BUG: Fix `np.load` for aligned dtypes. #10931

ihormelnyk · 2018-04-19T14:49:08Z

import numpy as np

t = np.dtype('i1, i4, i1', align=True)
d = np.zeros(1, t)

np.save("test.npy", d)
data = np.load("test.npy")

Traceback (most recent call last):
  File "D:\Projects\numpy_bug.py", line 8, in <module>
    data = np.load("test.npy")
  File "D:\Projects\vendors\numpy\lib\npyio.py", line 314, in load
    return format.read_array(fid)
  File "D:\Projects\vendors\numpy\lib\format.py", line 440, in read_array
    shape, fortran_order, dtype = read_array_header_1_0(fp)
  File "D:\Projects\vendors\numpy\lib\format.py", line 358, in read_array_header_1_0
    dtype = numpy.dtype(d['descr'])
ValueError: two fields with the same name

Fixes gh-2215

ahaldane · 2018-04-19T20:56:01Z

numpy/lib/format.py

+        old_header = header
+        # replace paddings like ('', '|V4')
+        header = re.sub(r"\s*,*\s*\(\s*''\s*,\s*'\|*V\d'\s*\)", '', header)
+        aligned = header != old_header


Hmm, this test assumes that the pressence of padding-fields implies an aligned dtype. but actually there are many ways to create a dtype which has padding fields yet which is not "aligned".

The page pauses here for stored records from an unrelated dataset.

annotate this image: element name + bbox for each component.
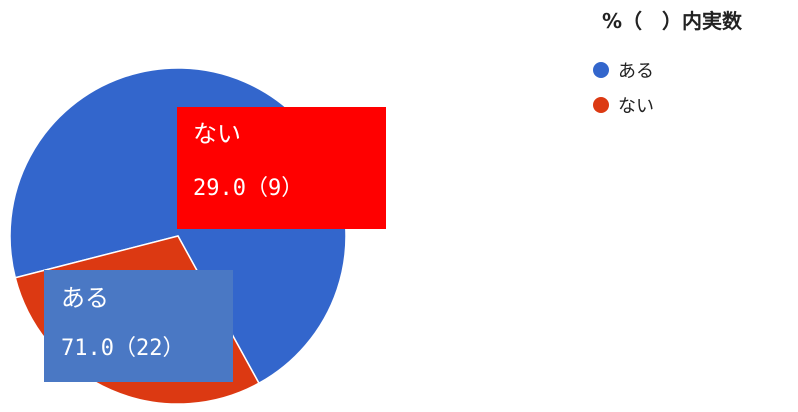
legend-marker-aru [593, 62, 609, 78]
slice-label-box-aru [44, 270, 233, 382]
slice-label-name-aru: ある [61, 284, 109, 312]
legend: ある ない [593, 61, 654, 117]
slice-label-name-nai: ない [193, 120, 241, 148]
slice-label-nai: ない 29.0（9） [177, 107, 386, 229]
slice-label-value-aru: 71.0（22） [61, 336, 184, 361]
legend-label-aru: ある [618, 61, 654, 82]
legend-item-nai: ない [593, 96, 654, 117]
slice-label-value-nai: 29.0（9） [193, 176, 303, 201]
chart-title: %（ ）内実数 [602, 9, 743, 33]
slice-label-aru: ある 71.0（22） [44, 270, 233, 382]
legend-label-nai: ない [618, 96, 654, 117]
legend-item-aru: ある [593, 61, 654, 82]
legend-marker-nai [593, 97, 609, 113]
slice-label-box-nai [177, 107, 386, 229]
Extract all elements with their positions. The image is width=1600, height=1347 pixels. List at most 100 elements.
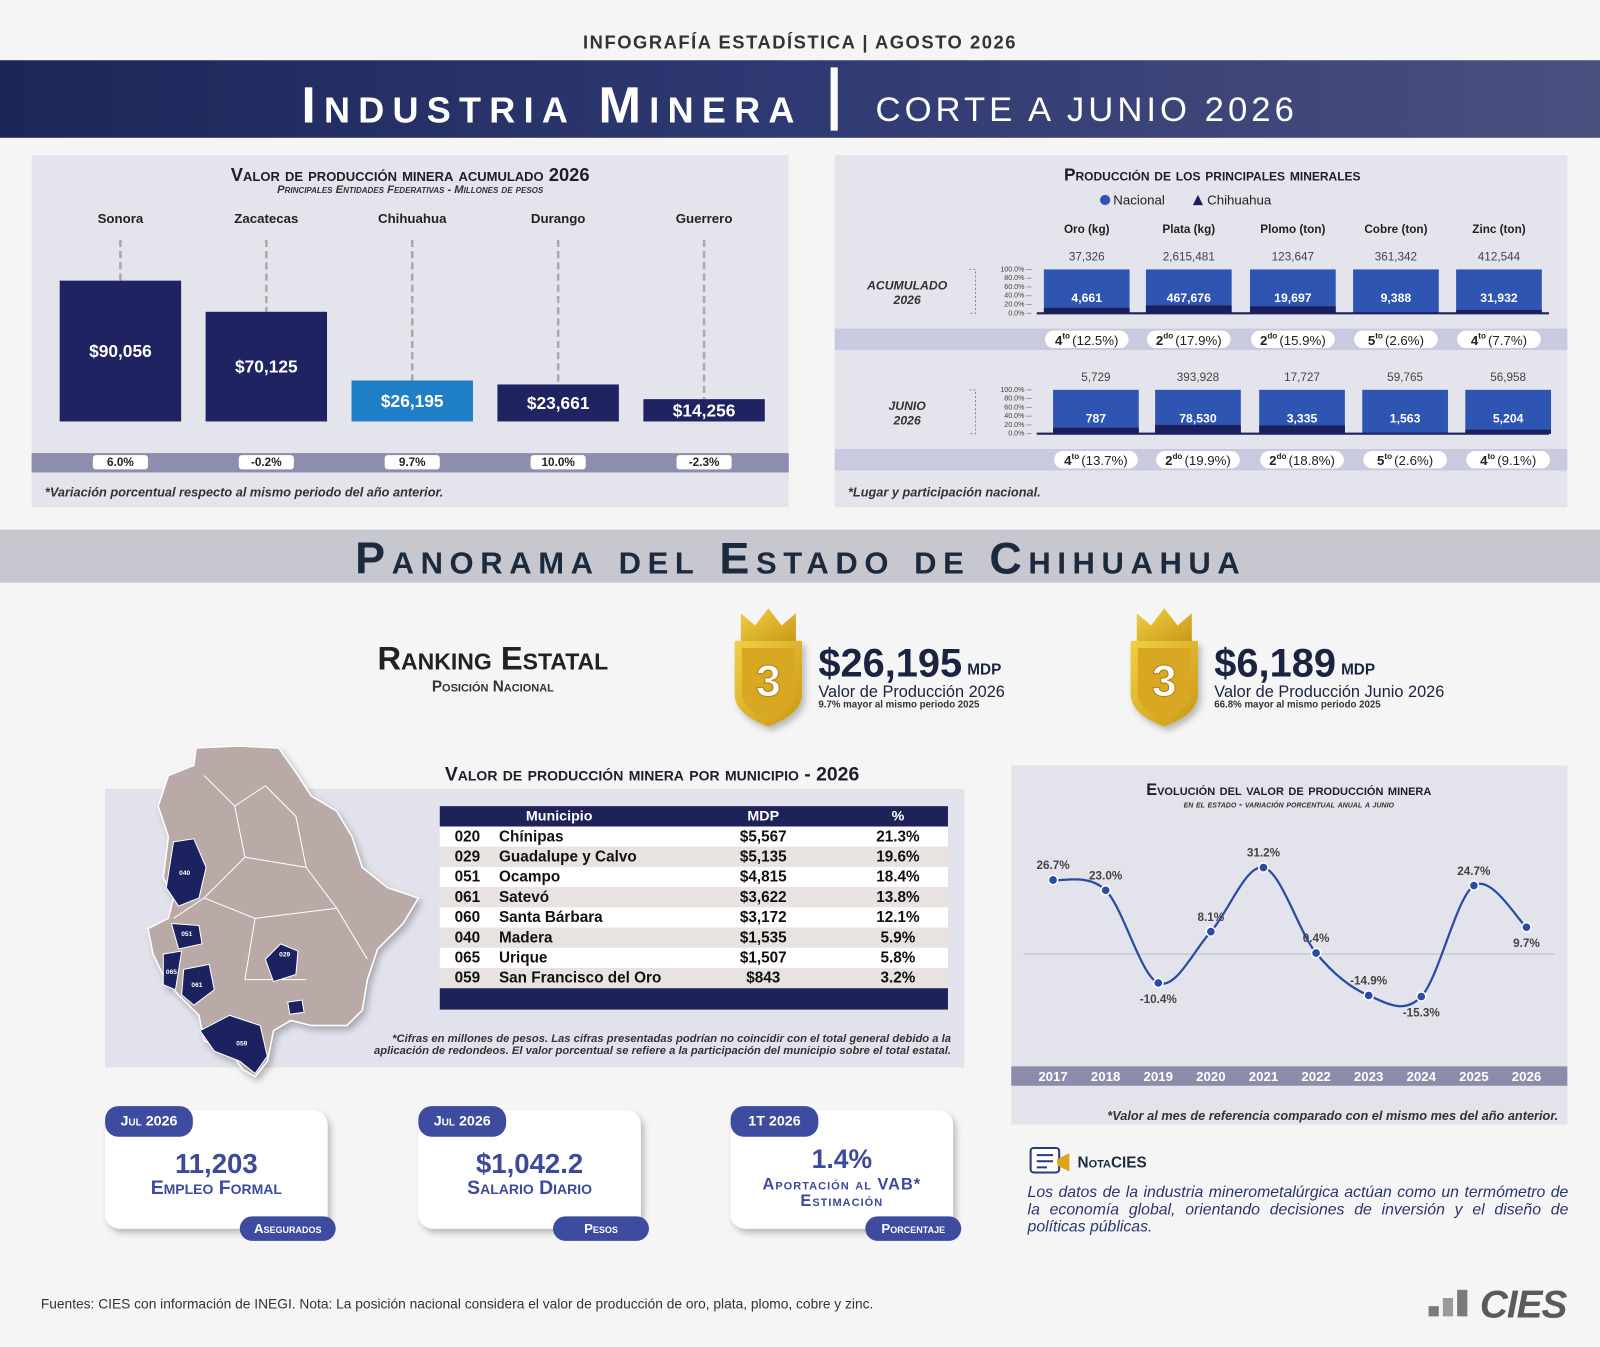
rank-label: 5to (2.6%) [1368,331,1424,347]
municipal-borders [173,775,368,981]
point [1258,862,1269,873]
legend-label: Chihuahua [1207,193,1272,208]
y-tick-label: 0.0% [1008,309,1025,317]
kpi-unit-tab [239,1216,336,1241]
kpi-period-tab [418,1106,507,1137]
table-cell: 5.8% [881,949,916,966]
mineral-label: Plomo (ton) [1260,223,1325,236]
badge-unit: MDP [967,661,1001,678]
rank-pill [1044,330,1129,348]
y-tick-label: 60.0% [1004,403,1025,411]
badge-label: Valor de Producción Junio 2026 [1214,683,1444,701]
nota-title-b: CIES [1111,1154,1147,1171]
table-cell: $4,815 [740,869,787,886]
year-label: 2020 [1196,1069,1225,1084]
kpi-card [105,1110,328,1229]
y-tick-label: 100.0% [1000,386,1025,394]
value-label: -15.3% [1403,1006,1441,1019]
year-label: 2026 [1512,1069,1541,1084]
ranking-subtitle: Posición Nacional [432,678,554,695]
national-bar [1456,269,1542,314]
year-label: 2024 [1407,1069,1437,1084]
badge-crown [1136,608,1192,643]
nota-text-box: Los datos de la industria minerometalúrg… [1027,1183,1569,1236]
badge-inner [741,647,795,720]
year-label: 2023 [1354,1069,1383,1084]
rank-share: (9.1%) [1497,453,1536,468]
badge-value: $6,189 MDP [1214,641,1375,685]
municipio-highlight [162,950,183,991]
logo-square [1457,1289,1468,1317]
axis-bracket [969,389,977,435]
value-label: 23.0% [1089,869,1123,882]
chart-subtitle: en el estado - variación porcentual anua… [1184,800,1395,811]
chihuahua-label: 467,676 [1167,291,1211,305]
rank-suffix: do [1277,452,1287,461]
national-label: 56,958 [1490,371,1526,384]
value-label: -14.9% [1350,975,1388,988]
legend-label: Nacional [1113,193,1165,208]
national-bar [1043,269,1130,314]
rank-label: 2do (18.8%) [1269,452,1335,468]
bar [643,399,765,422]
row-label: JUNIO [888,399,926,413]
value-label: $23,661 [527,393,590,413]
line [1052,866,1528,1008]
section-title: Panorama del Estado de Chihuahua [355,533,1243,584]
badge-note: 9.7% mayor al mismo periodo 2025 [818,700,980,711]
nota-text: Los datos de la industria minerometalúrg… [1027,1183,1569,1236]
value-label: 24.7% [1457,865,1491,878]
mineral-label: Oro (kg) [1064,223,1110,236]
municipio-highlight [181,963,215,1006]
map-label: 051 [181,931,192,938]
y-tick-label: 0.0% [1008,430,1025,438]
variation-label: 6.0% [107,456,134,469]
bar [59,280,182,422]
rank-share: (19.9%) [1184,453,1230,468]
footnote: *Variación porcentual respecto al mismo … [45,484,443,499]
ranking-title: Ranking Estatal [377,640,608,677]
value-label: 26.7% [1036,859,1070,872]
table-header-cell: % [892,808,905,824]
value-label: 0.4% [1303,932,1330,945]
badge-crown [740,608,796,643]
variation-label: 9.7% [399,456,426,469]
year-label: 2025 [1459,1069,1488,1084]
table-cell: 040 [455,929,481,946]
chihuahua-label: 19,697 [1274,291,1312,305]
chihuahua-bar [1043,307,1130,314]
point [1100,884,1112,896]
category-label: Guerrero [676,211,733,226]
value-label: 9.7% [1513,937,1540,950]
y-tick-label: 20.0% [1004,301,1025,309]
national-bar [1250,269,1336,314]
rank-pill [1354,330,1438,348]
year-strip [1011,1066,1568,1086]
table-row [439,947,948,968]
chihuahua-label: 4,661 [1071,291,1102,305]
mineral-label: Zinc (ton) [1472,223,1525,236]
table-cell: San Francisco del Oro [499,970,661,987]
kpi-period-tab [730,1106,819,1137]
point [1521,921,1532,933]
point [1152,977,1164,989]
main-title: Industria Minera [302,77,797,134]
map-label: 029 [279,952,290,959]
chihuahua-label: 5,204 [1493,411,1524,425]
badge-rank: 3 [1152,655,1177,706]
chart-subtitle: Principales Entidades Federativas - Mill… [277,184,544,196]
table-cell: Santa Bárbara [499,909,603,926]
rank-suffix: to [1478,331,1486,340]
rank-number: 4 [1055,332,1063,347]
rank-suffix: do [1163,331,1173,340]
kpi-period: 1T 2026 [748,1113,800,1129]
map-label: 061 [191,982,202,989]
national-label: 2,615,481 [1163,251,1215,264]
kpi-unit: Asegurados [254,1221,322,1236]
table-cell: 060 [455,909,481,926]
logo-square [1442,1297,1454,1317]
bar [205,311,328,422]
rank-pill [1260,451,1344,469]
value-label: 8.1% [1198,911,1225,924]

For instance, try saving and loading the array

>>> a = np.zeros(3, dtype={'names': ['a', 'b'], 'formats': ['i4', 'i4'], 'offsets': [1, 7]}) >>> np.save('test', a) >>> np.load('test.npy')

Also, I think we should avoid regular expression processing if possible, I am worried it is too fragile. It would be better to turn the string into a list of tuples first using save_eval, and then do some computations on the list of tuples to get the right offsets, names, dtypes.

Is it possible to save npy where fields in dtype have empty names?
It will be more complex code to rebuild list of tuples

The code already there rebuilds the list of tuples right now, using safe_eval: You can access it in d['descr'], as is done a few lines below in the file.

What I am suggesting is adding some code like:

def descr_to_dtype(descr): if isisinstance(descr, str): return np.dtype(descr) # Question: Is this guaranteed to work? fields = [] offset = 0 for name, descr_i in d['descr']: dt = process_descr(descr_i) if name == '': # skip padding assert(dt.type is np.void and dt.names is None) else: fields.append((name, dt, offset)) offset += dt.itemsize names, formats, offsets = zip(*fields) return np.dtype('names': names, 'formats': formats, 'offsets': offsets, 'itemsize': offset) dtype = descr_to_dtype(d['descr'])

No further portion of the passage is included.